On the other hand, Segment routing uses underlying IGP to distribute the Labels, and removes complexities that IGP and RSVP-TE possess, In Segment routing IGP distributes Labels (called as segments) for each router or routers prefix, which basically would be the loopback interface IP Address.

Segment and Segment Identifiers

A segment is an instruction that carried in a header and are executed by a node on an incoming packet, Example of such instructions are: forward packet to specific interface or node or to an specific path.

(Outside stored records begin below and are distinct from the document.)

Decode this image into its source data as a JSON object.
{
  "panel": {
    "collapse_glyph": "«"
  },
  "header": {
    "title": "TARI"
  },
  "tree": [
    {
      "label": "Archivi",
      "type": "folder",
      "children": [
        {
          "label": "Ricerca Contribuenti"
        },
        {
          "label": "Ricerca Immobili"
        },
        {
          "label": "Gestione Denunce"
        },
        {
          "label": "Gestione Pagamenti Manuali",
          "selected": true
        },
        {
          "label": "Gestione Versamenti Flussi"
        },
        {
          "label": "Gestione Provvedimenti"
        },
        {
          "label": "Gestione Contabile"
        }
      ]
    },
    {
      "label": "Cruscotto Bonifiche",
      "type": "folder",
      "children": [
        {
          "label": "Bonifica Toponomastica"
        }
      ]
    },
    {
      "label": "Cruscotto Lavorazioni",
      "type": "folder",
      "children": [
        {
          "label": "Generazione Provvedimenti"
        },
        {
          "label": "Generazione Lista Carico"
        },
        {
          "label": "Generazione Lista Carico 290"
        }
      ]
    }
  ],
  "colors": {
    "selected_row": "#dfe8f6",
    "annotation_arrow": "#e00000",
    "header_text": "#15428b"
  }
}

In Segment Routing each segment is identified by a 20-bit unsinged integer called Segment ID or SID, these SID’s are distributed by respective IGP’s. IGP distribute two types of Segment ID’s, Prefix SID and Adjacency SID

Format of SID depends on the type of implementation, Example: an MPLS Label, an index Value in MPLS Label Space or ipv6 address.

Segment Routing Global Block:

A Segment Routing Global Block (SRGB) is a range of Labels reserved for Segment Routing Global Segments, Example: Prefix SID, this gets advertised as domain wise unique value/index which gets associated with a prefix, majority of the time Prefix SID will be advertised for a loopback IP of a router.

Segment Routing Local Block:

A Segment Routing Local Block is a range of Labels reserved for Segment Routing Local Segments, Example: Adjacency SID, these SIDS are locally significant to a router and used to steer the traffic to a particular adjacency or an egress interface.

Segment Routing Control Plane:

To Distribute the segments, Segment Routing uses IGP (ISIS/OSPF) and BGP, hence there will be no new protocol required to distribute these segments. IGP either ISIS or OSPF requires new extensions for advertising these Segments.